Commodore 64

Sometime around 1994, my father bought me a Commodore 64. I quickly got bored of the few games I had, and God! It took ages to load a game from a tape. And if I miss-typed the game address, I had to rewind the tape and start over again. There was a small local computer club in my neighborhood. There were kids playing games like I did, and some older people just typing text into a blue screen. Quite boring, but they seemed to enjoy it. Sometimes they even got serious and argued about it. Driven by a toddler’s instinct to imitate older people, I decided to do what the old men were doing. Those guys had a book, “Basic programming for Commodore 64”. I am not very sure about the title, it was plain white with the title in blue. I somehow managed to make a hard copy of the book.
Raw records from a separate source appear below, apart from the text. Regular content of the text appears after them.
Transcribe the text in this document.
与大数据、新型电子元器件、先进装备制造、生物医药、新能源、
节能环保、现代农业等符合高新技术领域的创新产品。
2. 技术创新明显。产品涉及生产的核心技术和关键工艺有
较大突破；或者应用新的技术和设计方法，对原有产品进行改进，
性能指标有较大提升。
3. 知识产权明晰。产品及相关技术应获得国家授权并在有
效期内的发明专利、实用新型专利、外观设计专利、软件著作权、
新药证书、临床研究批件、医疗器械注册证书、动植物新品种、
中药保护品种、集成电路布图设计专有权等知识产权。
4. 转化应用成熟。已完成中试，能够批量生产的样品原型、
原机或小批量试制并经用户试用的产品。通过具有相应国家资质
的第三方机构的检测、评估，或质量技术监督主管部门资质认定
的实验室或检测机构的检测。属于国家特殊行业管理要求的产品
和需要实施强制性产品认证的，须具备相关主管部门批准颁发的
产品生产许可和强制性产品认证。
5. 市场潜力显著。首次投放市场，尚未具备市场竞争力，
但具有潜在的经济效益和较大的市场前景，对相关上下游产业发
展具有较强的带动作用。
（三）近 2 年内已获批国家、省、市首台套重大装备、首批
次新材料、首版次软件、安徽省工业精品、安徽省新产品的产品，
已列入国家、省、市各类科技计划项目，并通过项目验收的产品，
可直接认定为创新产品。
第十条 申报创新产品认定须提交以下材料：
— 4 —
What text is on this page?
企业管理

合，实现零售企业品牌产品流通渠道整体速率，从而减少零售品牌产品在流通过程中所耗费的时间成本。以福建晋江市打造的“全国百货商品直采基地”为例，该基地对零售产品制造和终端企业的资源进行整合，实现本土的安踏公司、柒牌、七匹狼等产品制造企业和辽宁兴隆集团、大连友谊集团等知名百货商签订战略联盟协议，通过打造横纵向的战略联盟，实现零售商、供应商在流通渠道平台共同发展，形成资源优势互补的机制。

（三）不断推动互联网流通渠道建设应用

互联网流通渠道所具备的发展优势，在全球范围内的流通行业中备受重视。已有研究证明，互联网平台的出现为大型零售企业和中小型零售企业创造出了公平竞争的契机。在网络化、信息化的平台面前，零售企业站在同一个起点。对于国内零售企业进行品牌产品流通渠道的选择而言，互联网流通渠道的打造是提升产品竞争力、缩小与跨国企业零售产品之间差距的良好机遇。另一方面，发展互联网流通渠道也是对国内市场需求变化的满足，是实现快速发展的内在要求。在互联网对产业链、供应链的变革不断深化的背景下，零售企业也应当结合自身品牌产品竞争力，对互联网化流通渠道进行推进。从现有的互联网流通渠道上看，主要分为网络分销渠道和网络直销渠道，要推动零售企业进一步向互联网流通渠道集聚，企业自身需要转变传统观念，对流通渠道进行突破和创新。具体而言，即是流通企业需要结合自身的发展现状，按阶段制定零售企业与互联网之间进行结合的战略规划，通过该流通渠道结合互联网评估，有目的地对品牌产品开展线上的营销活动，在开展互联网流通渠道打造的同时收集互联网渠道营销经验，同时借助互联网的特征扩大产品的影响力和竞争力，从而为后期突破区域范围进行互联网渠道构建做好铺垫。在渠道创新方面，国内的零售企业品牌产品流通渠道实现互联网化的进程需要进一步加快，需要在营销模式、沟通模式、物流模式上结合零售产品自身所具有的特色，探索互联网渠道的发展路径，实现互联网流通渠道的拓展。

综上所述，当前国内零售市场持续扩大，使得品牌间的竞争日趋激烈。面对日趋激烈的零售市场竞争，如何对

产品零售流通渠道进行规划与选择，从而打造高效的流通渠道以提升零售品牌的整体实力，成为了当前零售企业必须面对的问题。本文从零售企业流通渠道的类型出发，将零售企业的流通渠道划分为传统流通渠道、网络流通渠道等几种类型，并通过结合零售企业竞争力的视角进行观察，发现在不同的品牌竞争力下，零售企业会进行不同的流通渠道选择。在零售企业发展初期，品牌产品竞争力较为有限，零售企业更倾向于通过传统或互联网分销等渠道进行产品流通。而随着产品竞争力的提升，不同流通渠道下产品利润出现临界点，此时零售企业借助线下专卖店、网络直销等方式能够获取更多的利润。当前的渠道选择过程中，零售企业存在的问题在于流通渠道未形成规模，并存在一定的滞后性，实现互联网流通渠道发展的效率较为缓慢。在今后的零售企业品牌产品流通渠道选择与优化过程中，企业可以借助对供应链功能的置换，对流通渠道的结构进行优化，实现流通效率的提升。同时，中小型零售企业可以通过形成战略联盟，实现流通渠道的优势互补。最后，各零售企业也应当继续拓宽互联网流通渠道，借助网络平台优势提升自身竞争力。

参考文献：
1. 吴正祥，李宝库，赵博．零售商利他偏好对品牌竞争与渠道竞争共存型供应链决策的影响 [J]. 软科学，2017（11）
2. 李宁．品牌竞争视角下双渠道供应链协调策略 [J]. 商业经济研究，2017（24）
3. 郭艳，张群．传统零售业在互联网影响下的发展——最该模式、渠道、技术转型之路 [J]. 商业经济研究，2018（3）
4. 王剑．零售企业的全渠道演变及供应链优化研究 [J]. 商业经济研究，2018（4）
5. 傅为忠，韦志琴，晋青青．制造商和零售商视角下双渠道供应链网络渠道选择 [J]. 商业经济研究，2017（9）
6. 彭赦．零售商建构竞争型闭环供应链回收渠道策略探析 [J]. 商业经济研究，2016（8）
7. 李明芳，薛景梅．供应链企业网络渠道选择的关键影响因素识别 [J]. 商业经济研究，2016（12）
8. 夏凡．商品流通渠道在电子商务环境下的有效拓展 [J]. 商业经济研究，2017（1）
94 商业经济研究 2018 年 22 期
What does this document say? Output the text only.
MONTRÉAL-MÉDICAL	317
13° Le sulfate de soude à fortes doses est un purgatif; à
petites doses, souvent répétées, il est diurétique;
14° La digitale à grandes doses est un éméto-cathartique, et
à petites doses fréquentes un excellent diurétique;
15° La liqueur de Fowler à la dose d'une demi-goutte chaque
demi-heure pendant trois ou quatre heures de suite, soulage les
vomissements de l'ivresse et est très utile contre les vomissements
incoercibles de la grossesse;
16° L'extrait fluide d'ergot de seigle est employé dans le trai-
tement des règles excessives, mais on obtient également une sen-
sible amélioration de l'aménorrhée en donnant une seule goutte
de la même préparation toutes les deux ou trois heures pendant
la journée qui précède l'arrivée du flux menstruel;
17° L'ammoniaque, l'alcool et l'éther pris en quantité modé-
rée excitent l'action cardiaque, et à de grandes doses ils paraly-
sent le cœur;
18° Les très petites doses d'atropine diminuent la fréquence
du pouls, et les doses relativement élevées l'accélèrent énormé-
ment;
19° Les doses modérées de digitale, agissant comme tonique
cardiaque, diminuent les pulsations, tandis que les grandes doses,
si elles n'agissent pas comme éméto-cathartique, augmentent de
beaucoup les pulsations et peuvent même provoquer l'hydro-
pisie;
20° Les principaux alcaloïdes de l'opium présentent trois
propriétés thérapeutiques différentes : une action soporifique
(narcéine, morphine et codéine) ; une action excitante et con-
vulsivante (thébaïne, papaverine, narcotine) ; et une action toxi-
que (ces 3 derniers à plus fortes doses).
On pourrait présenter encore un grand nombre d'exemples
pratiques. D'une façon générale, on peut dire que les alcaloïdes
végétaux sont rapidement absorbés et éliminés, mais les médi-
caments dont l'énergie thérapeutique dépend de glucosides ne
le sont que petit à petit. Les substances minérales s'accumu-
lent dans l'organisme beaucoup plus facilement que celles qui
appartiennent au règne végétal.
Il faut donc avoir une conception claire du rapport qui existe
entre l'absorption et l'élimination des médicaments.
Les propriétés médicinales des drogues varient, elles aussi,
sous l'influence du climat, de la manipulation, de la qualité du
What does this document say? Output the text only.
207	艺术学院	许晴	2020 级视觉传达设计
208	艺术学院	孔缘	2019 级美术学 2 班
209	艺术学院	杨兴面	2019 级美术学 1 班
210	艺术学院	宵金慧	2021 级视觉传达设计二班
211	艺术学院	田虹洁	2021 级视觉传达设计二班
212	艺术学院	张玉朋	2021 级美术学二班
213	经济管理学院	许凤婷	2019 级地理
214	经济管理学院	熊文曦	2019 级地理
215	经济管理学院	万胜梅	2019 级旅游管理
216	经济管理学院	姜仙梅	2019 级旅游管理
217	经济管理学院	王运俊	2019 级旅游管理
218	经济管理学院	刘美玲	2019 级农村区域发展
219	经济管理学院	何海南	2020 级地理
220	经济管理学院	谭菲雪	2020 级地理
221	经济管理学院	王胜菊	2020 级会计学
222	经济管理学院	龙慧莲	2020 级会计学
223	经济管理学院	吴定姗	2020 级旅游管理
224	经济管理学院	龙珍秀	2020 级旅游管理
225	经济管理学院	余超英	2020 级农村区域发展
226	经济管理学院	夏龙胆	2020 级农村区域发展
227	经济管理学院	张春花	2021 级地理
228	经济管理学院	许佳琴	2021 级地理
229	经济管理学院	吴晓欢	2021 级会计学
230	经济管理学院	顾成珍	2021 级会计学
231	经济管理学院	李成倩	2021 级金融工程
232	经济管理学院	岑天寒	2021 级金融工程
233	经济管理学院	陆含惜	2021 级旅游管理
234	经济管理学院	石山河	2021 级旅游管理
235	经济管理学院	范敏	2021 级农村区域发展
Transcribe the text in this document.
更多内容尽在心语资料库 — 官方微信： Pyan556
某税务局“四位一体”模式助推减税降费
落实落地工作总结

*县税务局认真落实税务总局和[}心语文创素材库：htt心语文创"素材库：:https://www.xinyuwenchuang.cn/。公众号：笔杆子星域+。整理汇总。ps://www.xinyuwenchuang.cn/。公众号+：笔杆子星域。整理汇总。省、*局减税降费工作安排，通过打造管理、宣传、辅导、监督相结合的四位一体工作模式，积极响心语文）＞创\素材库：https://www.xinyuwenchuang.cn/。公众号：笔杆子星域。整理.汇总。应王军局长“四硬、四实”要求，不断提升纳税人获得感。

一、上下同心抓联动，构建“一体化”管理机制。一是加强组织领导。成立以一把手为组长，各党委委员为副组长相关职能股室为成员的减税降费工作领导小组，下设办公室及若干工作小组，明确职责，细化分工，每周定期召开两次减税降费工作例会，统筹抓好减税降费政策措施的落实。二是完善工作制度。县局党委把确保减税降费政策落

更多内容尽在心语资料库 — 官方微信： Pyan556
The book contained 50 or so small programs in Basic, and I think an explanation of the code. I am not sure again, because back then I didn’t knew English. My whole vocabulary consisted on (on, off, start, pause, level, game over), the English words you could encounter while dealing with consoles and video games. It was actually 4 years later when I started learning elementary English at school. All I could do was to type the programs and see how it runs. Those kind of programs that draw vertical bars on the screen, a moving disc, a blinking rectangle.. I remember the most “advanced” program had to play from and record to a tape.

As simple the programs were, I was impatiently rushing to type all the code to see the results after execution. I was following the instructions perfectly, and it was amusing. After couple of programs, I started to notice some things. Some of those lines were identical among some programs. Some were different but very similar. I started wondering if I could change the programs a little bit. The first program was obviously a 2 lines Hello world in Basic. I introduced my name instead of Hello, and cautiously run the program. Holy shit! The computer actually displayed my name! That was awesome! I tried to change couple of other places just to get an error in my face. But I noticed something very important, if I change the text between quotes I don’t get an error most of the time. That drew my first separation line between changeable and non changeable code. I ventured more with my programs (changing every quoted text unless I get an error) and some other patterns started to pop up. There were quite few possibilities for the first word in a line (INPUT, PRINT, FOR..), however the rest of the line was often different. Some words showed up only if the line started with a particular word. I kept writing those programs.

I started changing numbers to draw 10 lines instead of 5. Changed some other numbers and noticed sizes and positions of shapes changing on the screen. I think I quickly managed to see every error the Basic interpreter could output, they are not so many anyway. The errors become less and less frequent, and some of them were expected. I started to understand what I was meddling. I was somehow telling the machine what to do. But I was still copying text from the book. So I decided to put the computer solve a personal problem that I had. And I put down the book.

Well, how complicated a 9 years old boy’s problem could be? The problem was: A farmer has a farm of sqm, he buys seeds for bp a kg, and kg of seeds are necessary to plant 1 sqm of land. His crop yields kg/sqm and he sells his harvest for sp a kg. How much mony will the farmer make after selling his crops?

I got to work, I think I spent about 1 week to get a first running version. At the moment I didn’t knew about recording to the tape. My persistent storage was a piece of paper where I type my last advancements. At the end, the program runned and gave correct results! It even could print “The farmer will loose 120” if revenue-expenses was -120. That was amazing. I think that was the moment I became a programmer. But I didn’t realize it back then.